Whether a user thread, kernel thread, or standard process, all tasks eventually reach the end of their lifecycle and must be dismantled.

Process Termination

  • Destruction Triggers: Occurs intentionally via the exit() system call, or involuntarily upon receiving an unhandled signal or exception.
  • do_exit() Execution:
    1. Configures the PF_EXITING flag in the task_struct.
    2. Purges kernel timers via del_timer_sync().
    3. Writes BSD process accounting information via acct_update_integrals().
    4. Calls exit_mm() to release the address space (destroyed if not shared).
    5. Dequeues IPC semaphores via exit_sem().
    6. Decrements usage counts of file descriptors (exit_files()) and filesystem data (exit_fs()).
    7. Records the exit code in exit_code for the parent’s optional retrieval.
    8. Invokes exit_notify() to signal the parent, reparents any children, and transitions state to EXIT_ZOMBIE.
    9. Calls schedule() to permanently switch to a new process.
  • Removing the Process Descriptor: Deallocation is distinct from cleanup, allowing the parent to query child status via the wait4() system call.
    • release_task() Execution:
      1. __exit_signal() triggers detach_pid() to remove the process from the pidhash and task list.

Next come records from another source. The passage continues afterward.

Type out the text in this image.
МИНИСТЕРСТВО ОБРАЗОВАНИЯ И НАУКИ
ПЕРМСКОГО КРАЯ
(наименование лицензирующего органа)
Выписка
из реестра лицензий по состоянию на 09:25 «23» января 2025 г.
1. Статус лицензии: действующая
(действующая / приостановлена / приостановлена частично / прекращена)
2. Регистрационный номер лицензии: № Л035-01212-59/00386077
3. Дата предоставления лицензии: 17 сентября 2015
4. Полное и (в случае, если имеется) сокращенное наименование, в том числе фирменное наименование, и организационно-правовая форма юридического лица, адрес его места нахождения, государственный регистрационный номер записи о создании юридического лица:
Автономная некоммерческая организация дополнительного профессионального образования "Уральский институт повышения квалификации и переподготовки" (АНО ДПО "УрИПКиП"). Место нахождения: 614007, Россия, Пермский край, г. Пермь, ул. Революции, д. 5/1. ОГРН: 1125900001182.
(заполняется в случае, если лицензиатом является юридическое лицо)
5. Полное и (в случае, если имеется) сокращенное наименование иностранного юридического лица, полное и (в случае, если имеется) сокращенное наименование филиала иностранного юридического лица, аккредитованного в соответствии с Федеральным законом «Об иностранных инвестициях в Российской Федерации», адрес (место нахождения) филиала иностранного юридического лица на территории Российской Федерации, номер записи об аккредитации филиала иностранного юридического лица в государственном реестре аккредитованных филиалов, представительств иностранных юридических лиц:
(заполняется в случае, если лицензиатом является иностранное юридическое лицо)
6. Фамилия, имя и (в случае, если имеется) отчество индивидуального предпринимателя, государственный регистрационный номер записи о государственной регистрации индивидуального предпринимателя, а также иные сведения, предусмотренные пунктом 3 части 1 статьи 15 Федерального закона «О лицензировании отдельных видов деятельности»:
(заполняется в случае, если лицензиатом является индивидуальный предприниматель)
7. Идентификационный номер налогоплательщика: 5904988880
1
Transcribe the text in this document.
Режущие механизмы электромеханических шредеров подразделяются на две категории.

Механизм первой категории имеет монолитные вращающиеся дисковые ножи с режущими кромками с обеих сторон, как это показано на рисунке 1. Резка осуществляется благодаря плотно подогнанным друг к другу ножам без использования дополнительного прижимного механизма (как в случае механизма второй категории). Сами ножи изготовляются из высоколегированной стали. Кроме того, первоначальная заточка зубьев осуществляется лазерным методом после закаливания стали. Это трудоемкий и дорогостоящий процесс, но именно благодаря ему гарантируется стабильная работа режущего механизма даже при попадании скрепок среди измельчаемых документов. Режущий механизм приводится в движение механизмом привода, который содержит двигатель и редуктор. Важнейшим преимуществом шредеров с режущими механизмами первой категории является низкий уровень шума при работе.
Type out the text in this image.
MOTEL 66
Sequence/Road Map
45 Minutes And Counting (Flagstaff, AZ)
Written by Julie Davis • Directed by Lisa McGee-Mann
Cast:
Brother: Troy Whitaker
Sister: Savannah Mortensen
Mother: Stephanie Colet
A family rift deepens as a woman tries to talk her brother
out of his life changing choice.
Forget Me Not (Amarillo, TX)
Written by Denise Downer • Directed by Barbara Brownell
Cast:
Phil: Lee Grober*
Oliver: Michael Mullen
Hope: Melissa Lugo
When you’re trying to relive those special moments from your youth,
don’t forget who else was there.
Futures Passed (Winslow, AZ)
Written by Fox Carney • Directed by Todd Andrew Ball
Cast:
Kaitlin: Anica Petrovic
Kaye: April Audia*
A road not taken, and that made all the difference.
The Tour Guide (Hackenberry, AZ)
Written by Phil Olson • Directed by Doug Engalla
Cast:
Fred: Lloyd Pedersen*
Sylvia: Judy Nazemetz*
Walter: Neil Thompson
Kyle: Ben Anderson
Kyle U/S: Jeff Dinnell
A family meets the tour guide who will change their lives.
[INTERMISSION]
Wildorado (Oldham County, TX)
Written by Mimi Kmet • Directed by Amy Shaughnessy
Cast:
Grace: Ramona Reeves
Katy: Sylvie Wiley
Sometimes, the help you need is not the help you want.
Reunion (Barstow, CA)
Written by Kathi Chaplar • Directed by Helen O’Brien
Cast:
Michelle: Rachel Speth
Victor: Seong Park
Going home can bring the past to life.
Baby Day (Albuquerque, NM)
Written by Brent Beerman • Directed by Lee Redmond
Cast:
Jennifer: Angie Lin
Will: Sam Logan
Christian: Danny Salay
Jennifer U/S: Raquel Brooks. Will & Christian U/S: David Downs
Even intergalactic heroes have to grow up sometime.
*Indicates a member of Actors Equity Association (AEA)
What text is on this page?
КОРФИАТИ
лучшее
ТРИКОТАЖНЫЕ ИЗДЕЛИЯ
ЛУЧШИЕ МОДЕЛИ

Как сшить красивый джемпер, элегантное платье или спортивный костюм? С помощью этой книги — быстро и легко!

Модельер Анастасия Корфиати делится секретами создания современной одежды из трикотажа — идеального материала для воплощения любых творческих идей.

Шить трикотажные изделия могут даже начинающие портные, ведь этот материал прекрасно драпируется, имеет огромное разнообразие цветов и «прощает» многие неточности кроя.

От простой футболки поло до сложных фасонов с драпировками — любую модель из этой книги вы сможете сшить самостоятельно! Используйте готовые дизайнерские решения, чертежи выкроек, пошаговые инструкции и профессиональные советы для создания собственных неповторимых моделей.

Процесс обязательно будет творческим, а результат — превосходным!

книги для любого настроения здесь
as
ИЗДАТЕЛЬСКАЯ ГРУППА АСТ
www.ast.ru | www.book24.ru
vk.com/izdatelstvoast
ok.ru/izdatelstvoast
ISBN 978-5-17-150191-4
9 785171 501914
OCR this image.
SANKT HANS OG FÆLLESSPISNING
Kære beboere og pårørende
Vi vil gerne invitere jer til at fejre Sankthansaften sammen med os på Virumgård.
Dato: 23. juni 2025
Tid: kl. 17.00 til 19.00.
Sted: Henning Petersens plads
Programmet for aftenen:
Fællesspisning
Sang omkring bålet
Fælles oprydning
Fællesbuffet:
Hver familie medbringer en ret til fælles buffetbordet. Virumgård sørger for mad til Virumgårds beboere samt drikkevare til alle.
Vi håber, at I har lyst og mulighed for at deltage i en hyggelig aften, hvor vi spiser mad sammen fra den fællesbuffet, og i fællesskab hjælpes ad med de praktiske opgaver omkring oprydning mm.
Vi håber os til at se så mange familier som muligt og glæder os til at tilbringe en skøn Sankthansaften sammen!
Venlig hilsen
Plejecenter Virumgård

      2. Finalizes statistics and releases remaining resources.
      3. put_task_struct() frees the kernel stack, thread_info, and the task_struct slab cache.
  • The Dilemma of the Parentless Task: If a parent exits prematurely, its children must be reparented to prevent permanent zombie states.
    • do_exit() invokes forget_original_parent() and find_new_reaper().
    • The kernel attempts to reparent children to another process within the current thread group.
    • If no thread group process is available, children are reparented to the init process.
    • The init process routinely executes wait() on its children, systematically cleaning up zombies.